Posted by Brad Dahlman

Aug 25, 2015 4:38:49 PM

The economic down turn of 2009 – 2012 is behind us.  We have started to see economic growth and increased loan demand, and charge-offs have returned to normal levels.  These are all positive trends for banks and credit unions.  The next big challenge bankers face is fighting the trend against margin compression.  For the banking industry over the past five years we have seen overall NIM decline by 19bp (3.02% - 2.83% - see Chart 1).

The low margin is partly affected by a very low return on the investment portion of the balance sheet.  However, we have also seen decrease spread  on loan and deposit rates over the past five years, with a dramatic compression from 2010 to 2012 (Chart 2).  In 2010 the spread between loan and deposit rates was 4.85% (5.54% - .83%) and in 2013 it had dropped to 4.44% (4.92% - .48%).  This 39bp drop in spread is very concerning since margin is the “lion share” of banking revenues.  In 2013, margin accounts for 62% of overall revenues with fees accounting for the other 38%.

Net Interest Margin Chart 1

Chart 1

Margin Compression Chart 2

Chart 2

The best way to combat this compression trend is understanding and using relationship profitability data.  Relationship profitability allows bankers to understand which clients contribute most significantly to the organization’s profit.  We find that up to 180% of the organization’s profitability is concentrated in the hands of the top 20% of clients.  The first step is to build a process to systematically determine and distribute profitability data to the front-line so they can effectively interact with clients and fight the compression trend.
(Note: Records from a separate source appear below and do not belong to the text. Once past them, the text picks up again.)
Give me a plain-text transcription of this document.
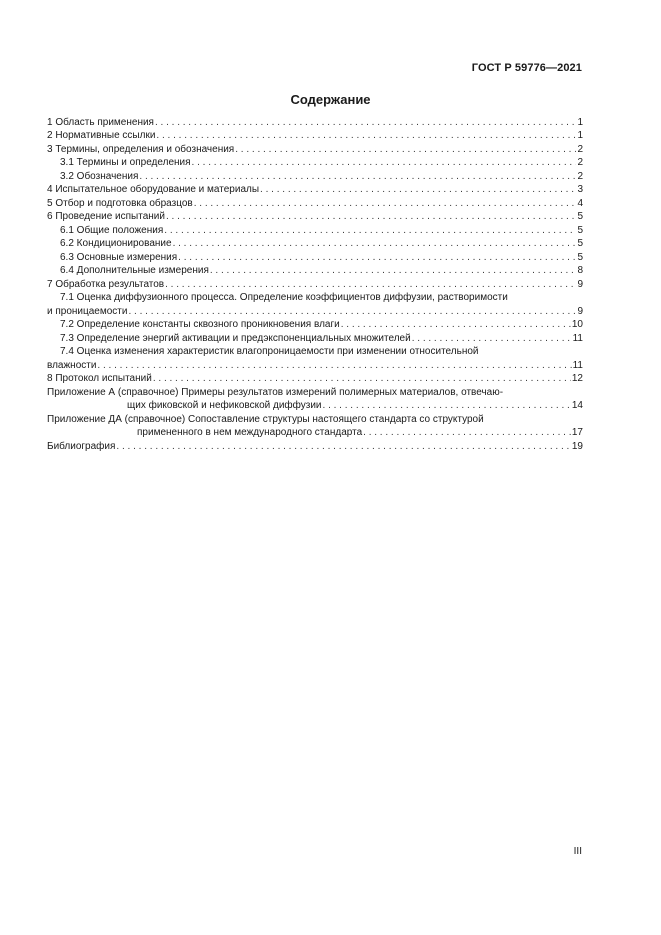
ГОСТ Р 59776—2021
Содержание
1 Область применения . . .	1
2 Нормативные ссылки . . .	1
3 Термины, определения и обозначения . . .	2
3.1 Термины и определения . . .	2
3.2 Обозначения . . .	2
4 Испытательное оборудование и материалы . . .	3
5 Отбор и подготовка образцов . . .	4
6 Проведение испытаний . . .	5
6.1 Общие положения . . .	5
6.2 Кондиционирование . . .	5
6.3 Основные измерения . . .	5
6.4 Дополнительные измерения . . .	8
7 Обработка результатов . . .	9
7.1 Оценка диффузионного процесса. Определение коэффициентов диффузии, растворимости
и проницаемости . . .	9
7.2 Определение константы сквозного проникновения влаги . . .	10
7.3 Определение энергий активации и предэкспоненциальных множителей . . .	11
7.4 Оценка изменения характеристик влагопроницаемости при изменении относительной
влажности . . .	11
8 Протокол испытаний . . .	12
Приложение А (справочное) Примеры результатов измерений полимерных материалов, отвечаю-
щих фиковской и нефиковской диффузии . . .	14
Приложение ДА (справочное) Сопоставление структуры настоящего стандарта со структурой
примененного в нем международного стандарта . . .	17
Библиография . . .	19
III
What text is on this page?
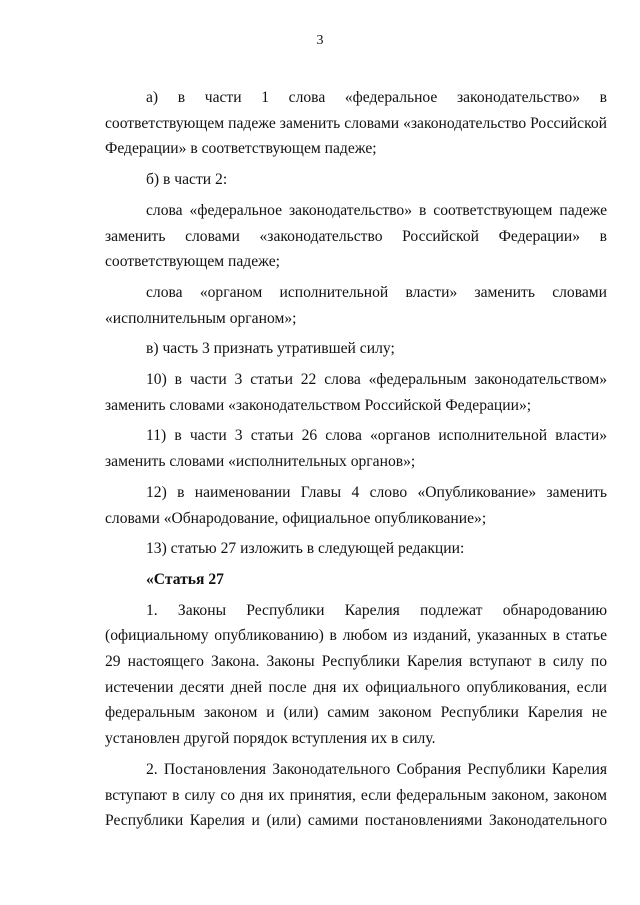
3

а) в части 1 слова «федеральное законодательство» в соответствующем падеже заменить словами «законодательство Российской Федерации» в соответствующем падеже;

б) в части 2:

слова «федеральное законодательство» в соответствующем падеже заменить словами «законодательство Российской Федерации» в соответствующем падеже;

слова «органом исполнительной власти» заменить словами «исполнительным органом»;

в) часть 3 признать утратившей силу;

10) в части 3 статьи 22 слова «федеральным законодательством» заменить словами «законодательством Российской Федерации»;

11) в части 3 статьи 26 слова «органов исполнительной власти» заменить словами «исполнительных органов»;

12) в наименовании Главы 4 слово «Опубликование» заменить словами «Обнародование, официальное опубликование»;

13) статью 27 изложить в следующей редакции:

«Статья 27

1. Законы Республики Карелия подлежат обнародованию (официальному опубликованию) в любом из изданий, указанных в статье 29 настоящего Закона. Законы Республики Карелия вступают в силу по истечении десяти дней после дня их официального опубликования, если федеральным законом и (или) самим законом Республики Карелия не установлен другой порядок вступления их в силу.

2. Постановления Законодательного Собрания Республики Карелия вступают в силу со дня их принятия, если федеральным законом, законом Республики Карелия и (или) самими постановлениями Законодательного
Key uses for Profitability Data

  1. Effectively Pricing New Transactions – Existing business already has a locked in margin, but using profitability data in pricing “the next transaction” can be very powerful in improving profit margins.  First, we must understand the client’s existing profitability, then determine the profit associated with adding a new loan/deposit or service.  It is important to understand the account level profitability and also give your bankers the ability to modify pricing parameters (rates, balances, fees, and terms) to see the impact of these changes on pricing.
  2. Client Relationship Management – With well over 100% of your organization’s profit concentrated in the top 10% of your clients it is essential to know who these “key clients” are!   Empowered with this data, banks are using the information in officer assignments, outbound calling campaigns, and fee waiver decisions with the ultimate goal of reducing your “key client attrition” rate.
  3. Feeding Profitability Data into Marketing Systems – Profitability is an important factor many bankers use in marketing additional products and services to their clients.  As a factor in marketing campaigns, we find that special campaigns or offers may be built for your most valuable clients.
  4. Evaluating and Rewarding Officers for Profit Improvements – Do you reward officers based the size of their portfolio?  If so, you aren’t alone, but what do you really want from a commercial banking officer?  Most banks say they want improved profit from their portfolio.  Account profitability data aggregated by loan officer can provide you insights into the value of each officer’s portfolio.  Then over time you can start rewarding officers for profit improvement, which more closely aligns to most banks goals.

Our bank and credit union clients that actively analyze and use customer profitability information generally drive NIM that is 10 basis points or more above their competition.